This is a brief overview of the content of the course Deep Learning for Natural Language Processing, given in the spring of 2020. The course will be taught at Linköping University and Chalmers jointly by Marco Kuhlmann and Richard Johansson.
Understanding human language is one of the central goals in Artificial Intelligence. Recently, deep learning approaches have revolutionized the field, and define the state of the art for many different natural language processing (NLP) tasks, including commerically important applications such as translation, summarization, and information extraction. However, natural language data exhibit a number of peculiarities that make them more challenging to work with than many other types of data commonly encountered in machine learning: natural language is discrete, structured, and highly ambiguous. It is extremely diverse: not only are there thousands of languages in the world, but in each language there is substantial variation in style and genre. Furthermore, many of the phenomena encountered in language follow long-tail statistical distributions, which makes the production of training data more costly. For these reasons, machine learning architectures for NLP applications tend to be quite different from those used in other fields.
The goal of the course is to give participants the theoretical knowledge and practical experience required to use state-of-the-art natural language processing in their own research – for example, to integrate existing software components for natural language understanding into an autonomous system, or to understand, implement, and evaluate a cutting-edge deep learning architecture based on its description in a research article.
The course is divided into two-day modules. The following is a non-exhaustive overview of the main topics of the three modules.
Module #1: Introduction to deep learning and NLP (March 30-31, Linköping)
The first module covers fundamental concepts in NLP and deep learning models. We first discuss NLP as a research area, including a quick overview of the history of the field, and highlight the particular challenges of building machine learning models for language processing problems.

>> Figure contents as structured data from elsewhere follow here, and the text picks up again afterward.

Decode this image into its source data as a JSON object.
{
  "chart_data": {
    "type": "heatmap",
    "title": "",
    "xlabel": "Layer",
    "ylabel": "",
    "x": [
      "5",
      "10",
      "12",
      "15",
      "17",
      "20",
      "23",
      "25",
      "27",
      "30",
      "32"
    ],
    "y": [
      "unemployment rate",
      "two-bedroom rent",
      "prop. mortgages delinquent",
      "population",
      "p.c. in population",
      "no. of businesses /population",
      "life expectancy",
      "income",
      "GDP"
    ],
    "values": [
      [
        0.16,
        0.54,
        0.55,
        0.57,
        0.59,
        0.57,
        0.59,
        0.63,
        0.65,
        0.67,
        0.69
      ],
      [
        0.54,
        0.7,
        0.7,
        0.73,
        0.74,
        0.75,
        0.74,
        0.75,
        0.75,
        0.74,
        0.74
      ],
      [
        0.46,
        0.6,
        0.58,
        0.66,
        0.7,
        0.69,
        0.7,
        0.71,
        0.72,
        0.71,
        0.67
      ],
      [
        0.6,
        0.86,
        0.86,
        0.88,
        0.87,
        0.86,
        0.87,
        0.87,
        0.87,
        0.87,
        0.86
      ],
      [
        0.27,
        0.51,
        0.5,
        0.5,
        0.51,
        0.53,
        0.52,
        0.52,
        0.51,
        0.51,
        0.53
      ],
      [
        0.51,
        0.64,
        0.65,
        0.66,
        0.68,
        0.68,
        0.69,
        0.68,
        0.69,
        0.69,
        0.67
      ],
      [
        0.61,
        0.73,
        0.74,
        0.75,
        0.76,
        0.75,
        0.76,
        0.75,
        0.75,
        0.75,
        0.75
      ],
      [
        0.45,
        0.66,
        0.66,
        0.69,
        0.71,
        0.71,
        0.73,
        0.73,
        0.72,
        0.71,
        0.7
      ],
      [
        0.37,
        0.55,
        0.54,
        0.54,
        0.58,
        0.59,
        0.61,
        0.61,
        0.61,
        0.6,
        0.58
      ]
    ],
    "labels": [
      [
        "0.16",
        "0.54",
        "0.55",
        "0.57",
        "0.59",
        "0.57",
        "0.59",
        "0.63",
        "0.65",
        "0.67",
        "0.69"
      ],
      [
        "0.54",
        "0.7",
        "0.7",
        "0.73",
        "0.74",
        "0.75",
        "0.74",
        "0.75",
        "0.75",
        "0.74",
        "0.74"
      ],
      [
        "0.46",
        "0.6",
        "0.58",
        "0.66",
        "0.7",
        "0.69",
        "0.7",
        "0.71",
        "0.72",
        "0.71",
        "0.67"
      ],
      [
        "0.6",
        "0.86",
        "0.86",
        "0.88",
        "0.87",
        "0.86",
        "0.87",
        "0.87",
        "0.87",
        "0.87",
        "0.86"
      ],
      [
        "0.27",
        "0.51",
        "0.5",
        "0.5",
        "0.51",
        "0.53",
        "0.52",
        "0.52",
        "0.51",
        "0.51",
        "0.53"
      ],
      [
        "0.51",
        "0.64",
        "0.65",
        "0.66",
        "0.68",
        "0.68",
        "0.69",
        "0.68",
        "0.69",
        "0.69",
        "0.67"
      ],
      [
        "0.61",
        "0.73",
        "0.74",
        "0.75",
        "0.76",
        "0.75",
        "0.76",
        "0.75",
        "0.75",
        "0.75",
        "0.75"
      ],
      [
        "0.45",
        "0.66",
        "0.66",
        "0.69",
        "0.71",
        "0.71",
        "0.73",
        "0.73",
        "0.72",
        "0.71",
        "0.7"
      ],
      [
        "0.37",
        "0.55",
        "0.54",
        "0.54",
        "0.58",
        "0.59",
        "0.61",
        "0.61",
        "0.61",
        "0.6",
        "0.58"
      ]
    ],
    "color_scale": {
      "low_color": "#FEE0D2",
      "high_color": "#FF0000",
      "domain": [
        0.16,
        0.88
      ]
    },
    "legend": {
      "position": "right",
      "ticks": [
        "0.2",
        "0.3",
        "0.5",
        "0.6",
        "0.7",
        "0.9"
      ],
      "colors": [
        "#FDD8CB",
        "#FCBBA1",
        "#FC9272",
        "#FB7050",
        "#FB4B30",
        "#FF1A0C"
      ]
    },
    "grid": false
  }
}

We will then discuss fundamental notions in representation learning for NLP, including representations of words and larger units, and the opportunities for pre-training and transfer learning in NLP. Finally, we will consider the family of NLP tasks that can be cast as text categorization problems, and see a number of deep learning architectures for this class of problems. This module will also include a quick practical refresher of general deep learning architectures and libraries.
Module #2: Structured prediction problems in NLP (April 27-28, Gothenburg)
The second module is focused on NLP problems that require an automatic system to convert a text into a structured format: structured prediction problems. This family of tasks ranges from structurally simple problems such as sequence tagging to complex prediction tasks where a tree or graph needs to be produced by the system. We will first focus on sequence tagging problems of the type normally encountered in information extraction, such as named entity recognition, and see a number of deep learning architectures for sequence prediction tasks, including models such as recurrent neural networks and conditional random fields. We will then consider structured prediction more generally, and discuss different approaches to casting structured prediction problems as machine learning tasks, and the challenges of training such models. A number of complex prediction tasks will be highlighted, such as dependency parsing and relation extraction.
Module #3: Generation problems in NLP (May 25-26, Linköping)
The third module focuses on generation problems: NLP tasks that require the system to produce free text. The most well-known problem of this type is probably machine translation, and this use case will be discussed extensively. We will introduce deep learning architectures for translation tasks, including the famous sequence-to-sequence and attention models. The module will also discuss a number of additional generation tasks, including text summarization and generation for dialogue systems. We will also consider multimodal generation tasks, such as image captioning.